Germany announced a €130bn (£116bn, $145bn ) financial stimulus package to help boost economic recovery from the coronavirus pandemic following two days of coalition government negotiations that ended on Wednesday evening.
Although Germany has suffered comparably fewer COVID-19 deaths than other European countries, Europe’s largest economy has been deeply dented from the lockdown and the collapse in global demand for its exports.
The German economy is predicted to shrink by 6.6% this year, and is bracing for its worst recession in post-war history.
“It is not only the size of the packages which is remarkable but also the fact that the German government has made a complete U-turn in its approach to fiscal policy,” ING’s chief eurozone economist Carsten Brzeski said.
“From austerity champion to big spender – a few months ago, concluding with such a comment on German fiscal policy would have been almost unthinkable.”
The country’s vital automotive industry did not get its cash-for-clunkers programme, rather the buyer incentives for new electric cars will be doubled to between €3,000 and €6,000 depending on the model.
The electric-car incentives are part of a €50bn pot to be put towards tackling climate change, innovation, and digitalisation. Despite its lobbying, the car companies did not get buyer incentives for internal-combustion engine cars.
“We couldn’t just set out a stimulus package that was done in the traditional sense,” chancellor Angela Merkel told reporters on Wednesday (3 June) in Berlin. “It had to be a package of measures that contained a view to the future. And this is precisely what we have emphasised.”

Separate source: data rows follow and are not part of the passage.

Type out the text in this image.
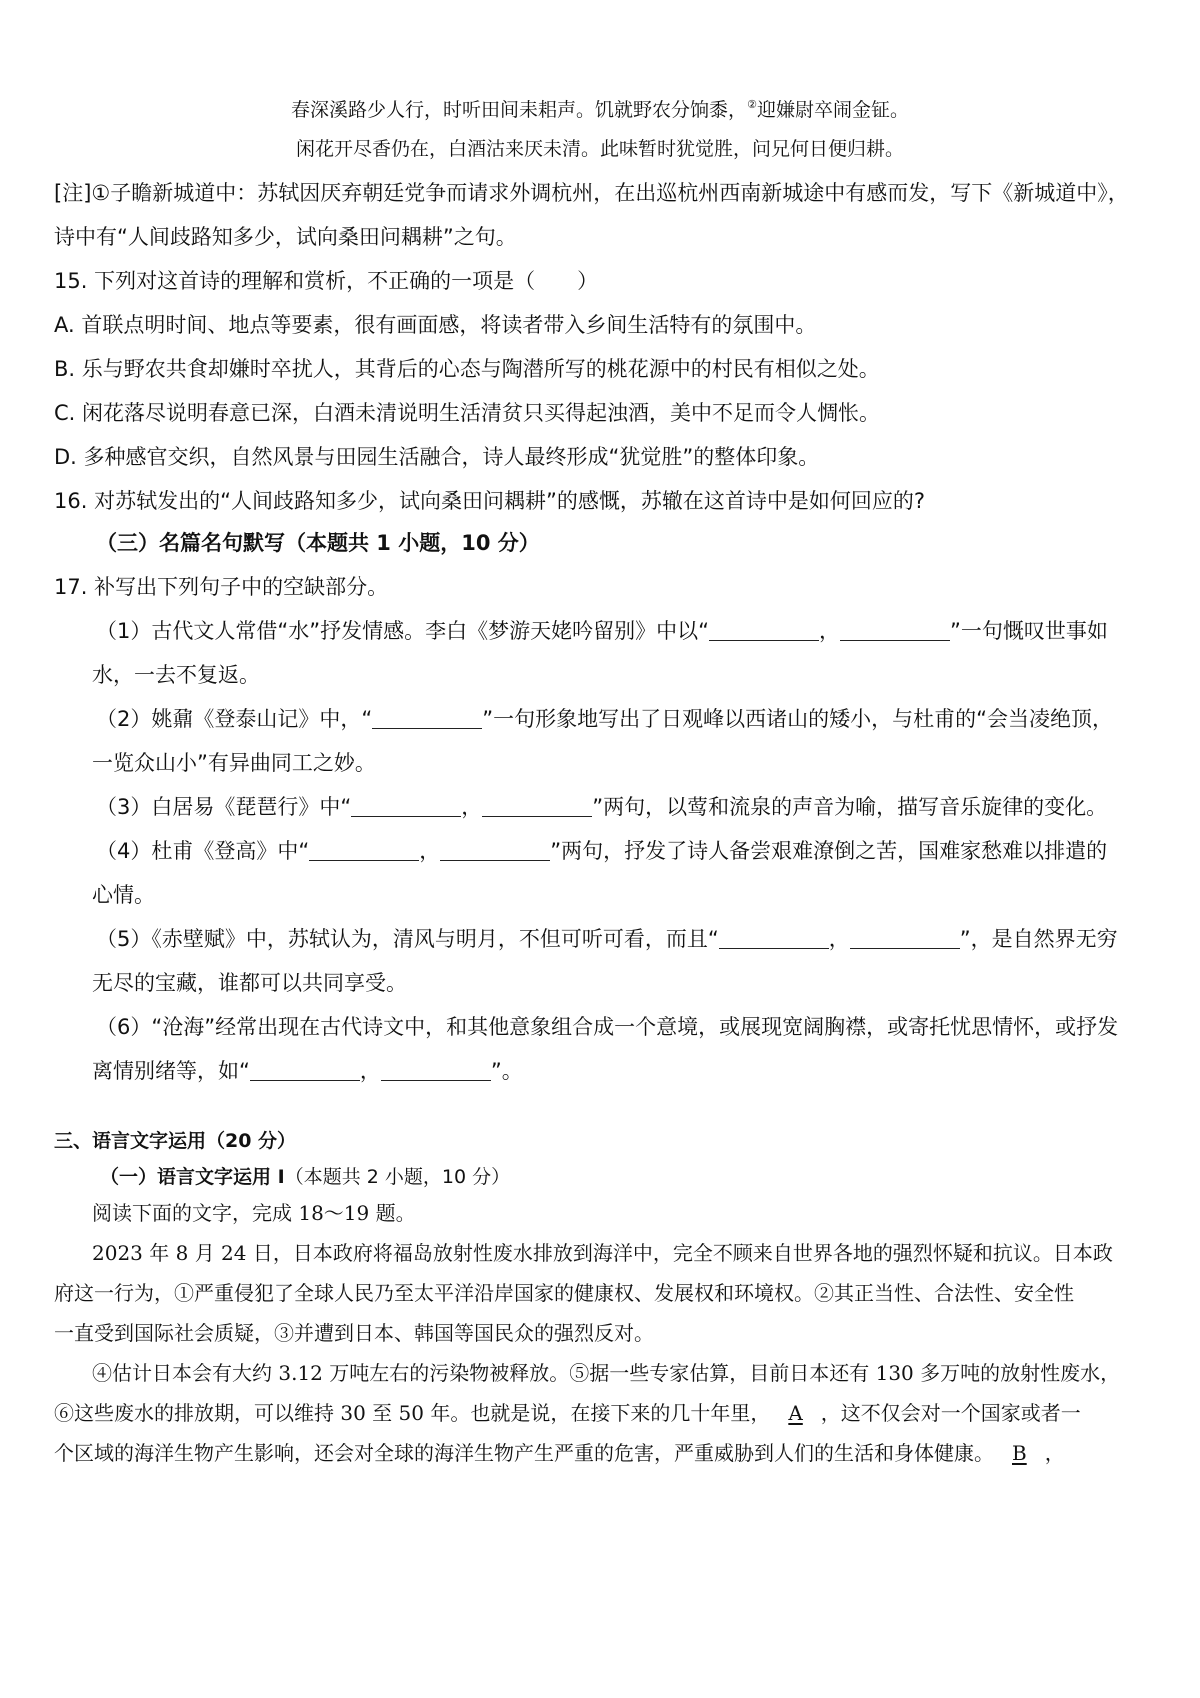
春深溪路少人行，时听田间耒耜声。饥就野农分饷黍，②迎嫌尉卒闹金钲。
闲花开尽香仍在，白酒沽来厌未清。此味暂时犹觉胜，问兄何日便归耕。
[注]①子瞻新城道中：苏轼因厌弃朝廷党争而请求外调杭州，在出巡杭州西南新城途中有感而发，写下《新城道中》，
诗中有“人间歧路知多少，试向桑田问耦耕”之句。
15. 下列对这首诗的理解和赏析，不正确的一项是（　　）
A. 首联点明时间、地点等要素，很有画面感，将读者带入乡间生活特有的氛围中。
B. 乐与野农共食却嫌时卒扰人，其背后的心态与陶潜所写的桃花源中的村民有相似之处。
C. 闲花落尽说明春意已深，白酒未清说明生活清贫只买得起浊酒，美中不足而令人惆怅。
D. 多种感官交织，自然风景与田园生活融合，诗人最终形成“犹觉胜”的整体印象。
16. 对苏轼发出的“人间歧路知多少，试向桑田问耦耕”的感慨，苏辙在这首诗中是如何回应的?
（三）名篇名句默写（本题共 1 小题，10 分）
17. 补写出下列句子中的空缺部分。
（1）古代文人常借“水”抒发情感。李白《梦游天姥吟留别》中以“	，	”一句慨叹世事如
水，一去不复返。
（2）姚鼐《登泰山记》中，“	”一句形象地写出了日观峰以西诸山的矮小，与杜甫的“会当凌绝顶，
一览众山小”有异曲同工之妙。
（3）白居易《琵琶行》中“	，	”两句，以莺和流泉的声音为喻，描写音乐旋律的变化。
（4）杜甫《登高》中“	，	”两句，抒发了诗人备尝艰难潦倒之苦，国难家愁难以排遣的
心情。
（5）《赤壁赋》中，苏轼认为，清风与明月，不但可听可看，而且“	，	”，是自然界无穷
无尽的宝藏，谁都可以共同享受。
（6）“沧海”经常出现在古代诗文中，和其他意象组合成一个意境，或展现宽阔胸襟，或寄托忧思情怀，或抒发
离情别绪等，如“	，	”。
三、语言文字运用（20 分）
（一）语言文字运用 I（本题共 2 小题，10 分）
阅读下面的文字，完成 18～19 题。
2023 年 8 月 24 日，日本政府将福岛放射性废水排放到海洋中，完全不顾来自世界各地的强烈怀疑和抗议。日本政
府这一行为，①严重侵犯了全球人民乃至太平洋沿岸国家的健康权、发展权和环境权。②其正当性、合法性、安全性
一直受到国际社会质疑，③并遭到日本、韩国等国民众的强烈反对。
④估计日本会有大约 3.12 万吨左右的污染物被释放。⑤据一些专家估算，目前日本还有 130 多万吨的放射性废水，
⑥这些废水的排放期，可以维持 30 至 50 年。也就是说，在接下来的几十年里， A ，这不仅会对一个国家或者一
个区域的海洋生物产生影响，还会对全球的海洋生物产生严重的危害，严重威胁到人们的生活和身体健康。 B ，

The government will lower VAT from 19% to 16% from next month through September, and from 7% to 5% for the hospitality industry. It also agreed a one-off cash handout of €300 per child for families.
It also earmarked €25bn in loans and grants to support small and medium-sized businesses over the next three months.
However, an extension of the country’s lauded ‘Kurzarbeit’ (“short-work”) wage support scheme did not form part of the new measures. The Social Democrats, junior partners to Merkel’s conservative bloc in the federal government, wanted to extend it from 12 to 24 months.
This Kurzarbeit programme —where the government pays companies 60% of a worker’s salary so they can be sent home rather than made redundant—has been a great benefit to the economy in this current crisis, and during the 2009 financial crisis. It allows Germany to keep its unemployment numbers down while ensuring companies can ramp up work again quickly without losing talent or needing to start a time-consuming and costly rehiring processes.
In May, there were millions more workers on short-time work than at the height of the finance crisis.
Last night’s new stimulus package, which represents nearly 4% of Germany’s GDP, will be financed partially by new borrowing.
It comes hot on the heels of its €750bn initial rescue package, deployed in March, which included a $600bn economic stabilisation fund.
“We can do this because we economised well in recent years,” finance minister Olaf Scholz said of the new stimulus package. “We want to come out of this crisis with vigour.”